While the buildings in this book might not have the stunning beauty of these national treasures, they do have their own charm and beauty through their quaint and quirky characteristics. Each building has its own story to tell, offering you a fascinating insight into the way Kyotoites live today.

Small Buildings of Kyoto: Volume II

My View 

Why I really like this book? It is compact and full of beautiful colour photos that highlight the enduring charm of Kyoto’s everyday architecture.

The colour photos in the book are not of the iconic postcard-worthy attractions of Kyoto such as Kinkaku-ji (The Golden Pavilion) and Kiyomizu-dera Temple, but the everyday buildings that make up the urban fabric of the city.

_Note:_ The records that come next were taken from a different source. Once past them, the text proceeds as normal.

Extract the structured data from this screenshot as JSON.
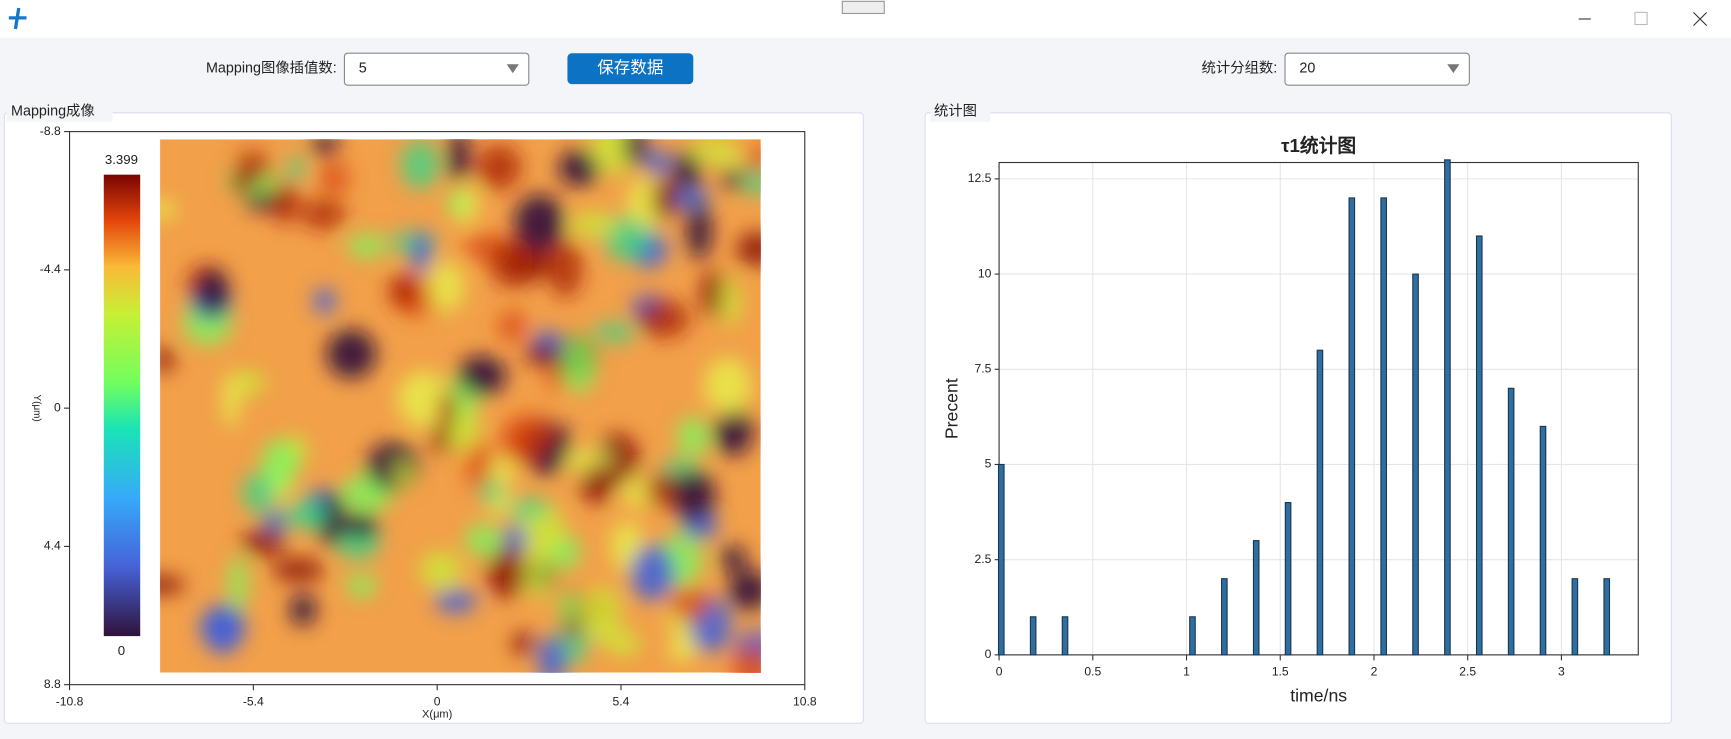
{
  "toolbar": {
    "interp_label": "Mapping图像插值数:",
    "interp_value": "5",
    "save_button": "保存数据",
    "groups_label": "统计分组数:",
    "groups_value": "20"
  },
  "mapping_panel": {
    "title": "Mapping成像",
    "chart_data": {
      "type": "heatmap",
      "xlabel": "X(μm)",
      "ylabel": "Y(μm)",
      "xlim": [
        -10.8,
        10.8
      ],
      "ylim": [
        -8.8,
        8.8
      ],
      "y_inverted": true,
      "xticks": [
        -10.8,
        -5.4,
        0,
        5.4,
        10.8
      ],
      "yticks": [
        -8.8,
        -4.4,
        0,
        4.4,
        8.8
      ],
      "colorbar_ticks": [
        0,
        3.399
      ]
    }
  },
  "stats_panel": {
    "title": "统计图",
    "chart_data": {
      "type": "bar",
      "title": "τ1统计图",
      "xlabel": "time/ns",
      "ylabel": "Precent",
      "color": "#2f6f9f",
      "grid": true,
      "x": [
        0,
        0.17,
        0.34,
        1.02,
        1.19,
        1.36,
        1.53,
        1.7,
        1.87,
        2.04,
        2.21,
        2.38,
        2.55,
        2.72,
        2.89,
        3.06,
        3.23
      ],
      "values": [
        5,
        1,
        1,
        1,
        2,
        3,
        4,
        8,
        12,
        12,
        10,
        13,
        11,
        7,
        6,
        2,
        2
      ],
      "xlim": [
        0,
        3.41
      ],
      "ylim": [
        0,
        12.93
      ],
      "xticks": [
        0,
        0.5,
        1,
        1.5,
        2,
        2.5,
        3
      ],
      "yticks": [
        0,
        2.5,
        5,
        7.5,
        10,
        12.5
      ]
    }
  }
}
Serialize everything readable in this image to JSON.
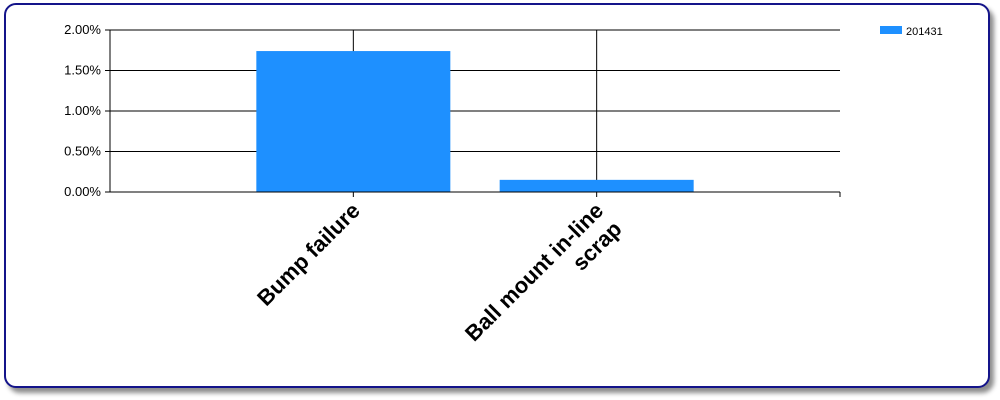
{
  "chart_data": {
    "type": "bar",
    "categories": [
      "Bump failure",
      "Ball mount in-line\nscrap"
    ],
    "series": [
      {
        "name": "201431",
        "values": [
          1.74,
          0.15
        ],
        "color": "#1e90ff"
      }
    ],
    "unit": "%",
    "ylim": [
      0,
      2
    ],
    "yticks": [
      0,
      0.5,
      1,
      1.5,
      2
    ],
    "ytick_labels": [
      "0.00%",
      "0.50%",
      "1.00%",
      "1.50%",
      "2.00%"
    ],
    "grid": true,
    "legend_position": "top-right",
    "title": "",
    "xlabel": "",
    "ylabel": ""
  }
}
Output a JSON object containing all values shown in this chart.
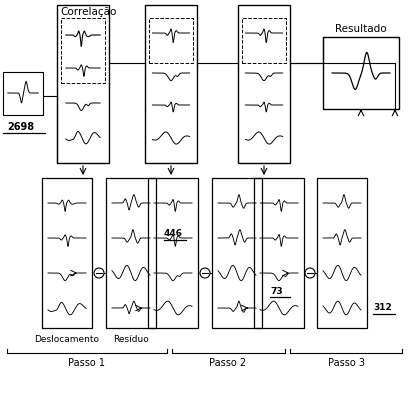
{
  "title_corr": "Correlação",
  "title_result": "Resultado",
  "label_desl": "Deslocamento",
  "label_resid": "Resíduo",
  "label_2698": "2698",
  "label_446": "446",
  "label_73": "73",
  "label_312": "312",
  "passo_labels": [
    "Passo 1",
    "Passo 2",
    "Passo 3"
  ],
  "bg_color": "#ffffff"
}
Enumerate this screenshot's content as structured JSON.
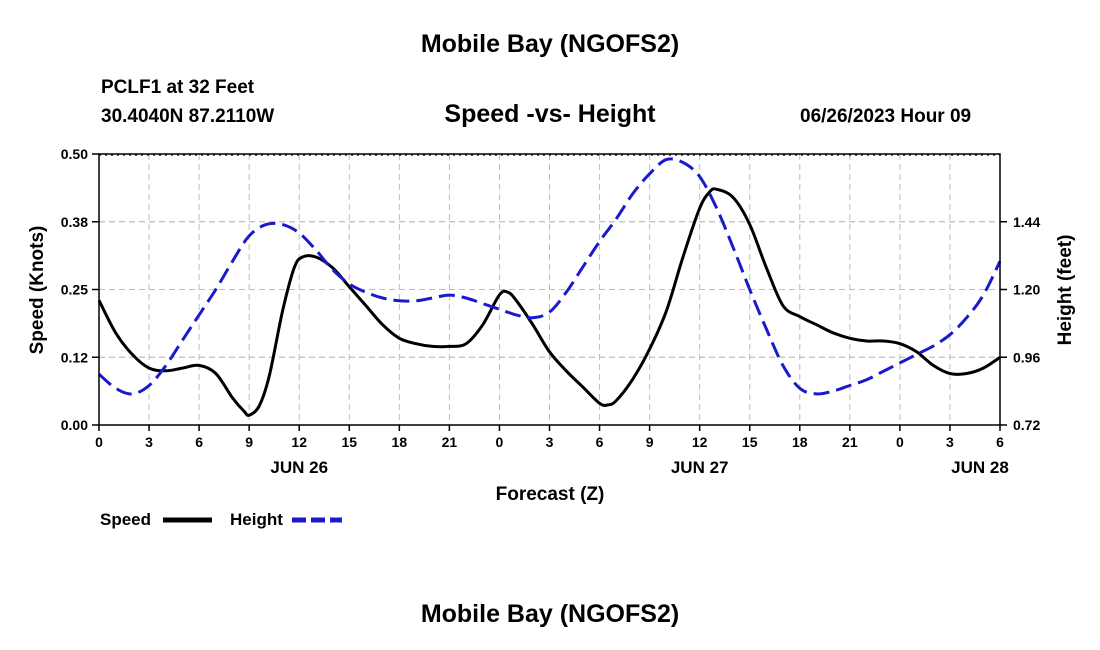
{
  "header": {
    "title": "Mobile Bay (NGOFS2)",
    "station": "PCLF1 at 32 Feet",
    "coords": "30.4040N  87.2110W",
    "subtitle": "Speed -vs- Height",
    "timestamp": "06/26/2023 Hour 09"
  },
  "footer": {
    "title": "Mobile Bay (NGOFS2)"
  },
  "chart_data": {
    "type": "line",
    "title": "Speed -vs- Height",
    "xlabel": "Forecast (Z)",
    "ylabel": "Speed (Knots)",
    "ylabel_right": "Height (feet)",
    "x_unit": "hours from 2023-06-26 00Z",
    "xlim": [
      0,
      54
    ],
    "ylim": [
      0,
      0.5
    ],
    "ylim_right": [
      0.72,
      1.68
    ],
    "x_ticks": [
      {
        "x": 0,
        "label": "0"
      },
      {
        "x": 3,
        "label": "3"
      },
      {
        "x": 6,
        "label": "6"
      },
      {
        "x": 9,
        "label": "9"
      },
      {
        "x": 12,
        "label": "12"
      },
      {
        "x": 15,
        "label": "15"
      },
      {
        "x": 18,
        "label": "18"
      },
      {
        "x": 21,
        "label": "21"
      },
      {
        "x": 24,
        "label": "0"
      },
      {
        "x": 27,
        "label": "3"
      },
      {
        "x": 30,
        "label": "6"
      },
      {
        "x": 33,
        "label": "9"
      },
      {
        "x": 36,
        "label": "12"
      },
      {
        "x": 39,
        "label": "15"
      },
      {
        "x": 42,
        "label": "18"
      },
      {
        "x": 45,
        "label": "21"
      },
      {
        "x": 48,
        "label": "0"
      },
      {
        "x": 51,
        "label": "3"
      },
      {
        "x": 54,
        "label": "6"
      }
    ],
    "day_labels": [
      {
        "x": 12,
        "label": "JUN 26"
      },
      {
        "x": 36,
        "label": "JUN 27"
      },
      {
        "x": 52.8,
        "label": "JUN 28"
      }
    ],
    "y_ticks": [
      {
        "y": 0.0,
        "label": "0.00"
      },
      {
        "y": 0.125,
        "label": "0.12"
      },
      {
        "y": 0.25,
        "label": "0.25"
      },
      {
        "y": 0.375,
        "label": "0.38"
      },
      {
        "y": 0.5,
        "label": "0.50"
      }
    ],
    "y_ticks_right": [
      {
        "y": 0.72,
        "label": "0.72"
      },
      {
        "y": 0.96,
        "label": "0.96"
      },
      {
        "y": 1.2,
        "label": "1.20"
      },
      {
        "y": 1.44,
        "label": "1.44"
      }
    ],
    "grid": true,
    "legend_position": "bottom-left",
    "series": [
      {
        "name": "Speed",
        "axis": "left",
        "color": "#000000",
        "dash": "solid",
        "x": [
          0,
          1,
          2,
          3,
          4,
          5,
          6,
          7,
          8,
          8.7,
          9,
          9.6,
          10.2,
          11,
          11.7,
          12.2,
          13,
          14,
          15,
          16,
          17,
          18,
          19,
          20,
          21,
          22,
          23,
          24,
          24.5,
          25,
          26,
          27,
          28,
          29,
          30,
          30.5,
          31,
          32,
          33,
          34,
          35,
          36,
          36.6,
          37,
          38,
          39,
          40,
          41,
          42,
          43,
          44,
          45,
          46,
          47,
          48,
          49,
          50,
          51,
          52,
          53,
          54
        ],
        "y": [
          0.23,
          0.17,
          0.13,
          0.105,
          0.1,
          0.105,
          0.11,
          0.095,
          0.05,
          0.025,
          0.018,
          0.035,
          0.09,
          0.21,
          0.29,
          0.31,
          0.31,
          0.29,
          0.255,
          0.22,
          0.185,
          0.16,
          0.15,
          0.145,
          0.145,
          0.15,
          0.185,
          0.24,
          0.245,
          0.23,
          0.185,
          0.135,
          0.1,
          0.07,
          0.04,
          0.037,
          0.045,
          0.085,
          0.14,
          0.21,
          0.31,
          0.4,
          0.43,
          0.435,
          0.42,
          0.37,
          0.29,
          0.22,
          0.2,
          0.185,
          0.17,
          0.16,
          0.155,
          0.155,
          0.15,
          0.135,
          0.11,
          0.095,
          0.095,
          0.105,
          0.125
        ]
      },
      {
        "name": "Height",
        "axis": "right",
        "color": "#1a1acc",
        "dash": "dashed",
        "x": [
          0,
          1,
          2,
          3,
          4,
          5,
          6,
          7,
          8,
          9,
          10,
          11,
          12,
          13,
          14,
          15,
          16,
          17,
          18,
          19,
          20,
          21,
          22,
          23,
          24,
          25,
          26,
          27,
          28,
          29,
          30,
          31,
          32,
          33,
          34,
          35,
          36,
          37,
          38,
          39,
          40,
          41,
          42,
          43,
          44,
          45,
          46,
          47,
          48,
          49,
          50,
          51,
          52,
          53,
          54
        ],
        "y": [
          0.9,
          0.85,
          0.83,
          0.86,
          0.93,
          1.02,
          1.11,
          1.2,
          1.3,
          1.39,
          1.43,
          1.43,
          1.4,
          1.34,
          1.27,
          1.22,
          1.19,
          1.17,
          1.16,
          1.16,
          1.17,
          1.18,
          1.17,
          1.15,
          1.13,
          1.11,
          1.1,
          1.12,
          1.19,
          1.28,
          1.37,
          1.45,
          1.54,
          1.61,
          1.66,
          1.65,
          1.6,
          1.49,
          1.35,
          1.2,
          1.06,
          0.93,
          0.85,
          0.83,
          0.84,
          0.86,
          0.88,
          0.91,
          0.94,
          0.97,
          1.0,
          1.04,
          1.1,
          1.18,
          1.3
        ]
      }
    ]
  }
}
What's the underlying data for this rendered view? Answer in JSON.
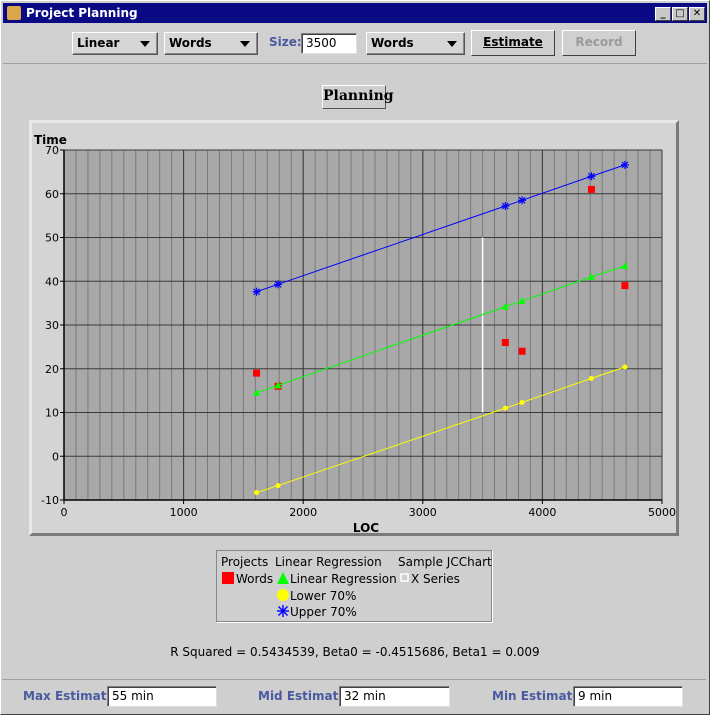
{
  "window": {
    "title": "Project Planning"
  },
  "toolbar": {
    "regression_type": "Linear",
    "x_units": "Words",
    "size_label": "Size:",
    "size_value": "3500",
    "y_units": "Words",
    "estimate_label": "Estimate",
    "record_label": "Record"
  },
  "chart_title": "Planning",
  "chart_data": {
    "type": "scatter",
    "xlabel": "LOC",
    "ylabel": "Time",
    "xlim": [
      0,
      5000
    ],
    "ylim": [
      -10,
      70
    ],
    "x_ticks": [
      0,
      1000,
      2000,
      3000,
      4000,
      5000
    ],
    "y_ticks": [
      -10,
      0,
      10,
      20,
      30,
      40,
      50,
      60,
      70
    ],
    "grid": true,
    "size_marker_x": 3500,
    "series": [
      {
        "name": "Words",
        "marker": "square",
        "color": "#ff0000",
        "points": [
          [
            1610,
            19
          ],
          [
            1790,
            16
          ],
          [
            3690,
            26
          ],
          [
            3830,
            24
          ],
          [
            4410,
            61
          ],
          [
            4690,
            39
          ]
        ]
      },
      {
        "name": "Linear Regression",
        "marker": "triangle",
        "color": "#00ff00",
        "line": true,
        "points": [
          [
            1610,
            14.5
          ],
          [
            1790,
            16.2
          ],
          [
            3690,
            34.2
          ],
          [
            3830,
            35.5
          ],
          [
            4410,
            41
          ],
          [
            4690,
            43.5
          ]
        ]
      },
      {
        "name": "Lower 70%",
        "marker": "circle",
        "color": "#ffff00",
        "line": true,
        "points": [
          [
            1610,
            -8.3
          ],
          [
            1790,
            -6.7
          ],
          [
            3690,
            11
          ],
          [
            3830,
            12.3
          ],
          [
            4410,
            17.8
          ],
          [
            4690,
            20.4
          ]
        ]
      },
      {
        "name": "Upper 70%",
        "marker": "star",
        "color": "#0000ff",
        "line": true,
        "points": [
          [
            1610,
            37.6
          ],
          [
            1790,
            39.3
          ],
          [
            3690,
            57.2
          ],
          [
            3830,
            58.5
          ],
          [
            4410,
            64
          ],
          [
            4690,
            66.6
          ]
        ]
      }
    ]
  },
  "legend": {
    "col1_header": "Projects",
    "col2_header": "Linear Regression",
    "col3_header": "Sample JCChart",
    "words": "Words",
    "linear_regression": "Linear Regression",
    "lower": "Lower 70%",
    "upper": "Upper 70%",
    "x_series": "X Series"
  },
  "stats": "R Squared = 0.5434539,  Beta0 = -0.4515686,  Beta1 = 0.009",
  "estimates": {
    "max_label": "Max Estimate:",
    "max_value": "55 min",
    "mid_label": "Mid Estimate:",
    "mid_value": "32 min",
    "min_label": "Min Estimate:",
    "min_value": "9 min"
  }
}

I love the range of buildings covered in this book that showcase a mix of influences with some dating from the pre-war Taisho era (1912-1926) and others an interesting hybrid of textures, materials and shapes.

Kyoto Coffee Pocket

One thing that I really admire about Japanese architecture is how they get the most out of working with limited space to create elegant and graceful structures.

The best way to really get out and explore Kyoto is on foot by walking through the backstreets and tucked-away neighbourhoods that offer you the magic of the everyday charm of modern Kyoto.

This book is perfect for anyone looking to get some real insight on the everyday life of modern Kyoto. The quirky, humble and endearing buildings in the book reveal another side of Japan’s ancient capital city.

Ginka Coffee Shop

About the Writer 

The author, John Einarsen is a photographer and long-term resident of Kyoto. Originally from Colorado, he fell in love with Kyoto on his first trip there and settled down there in the early 1980s. He is the founder editor of Kyoto Journal and has served as an advisor to the Japan Times.

Small Buildings of Kyoto: Volume II is available now from the Kyoto Journal Website.


  1. I have been following you from the beginning of your blogging journey and this is yet another great post. Keep posting!

    1. Hello Richard. Thank you for your comment and kind words. I am so glad to hear that you have been following me since my blogging journey started all those years ago. I hope you continue to enjoy my posts and I hope to be able to post more in 2019. Cheers and Happy New Year!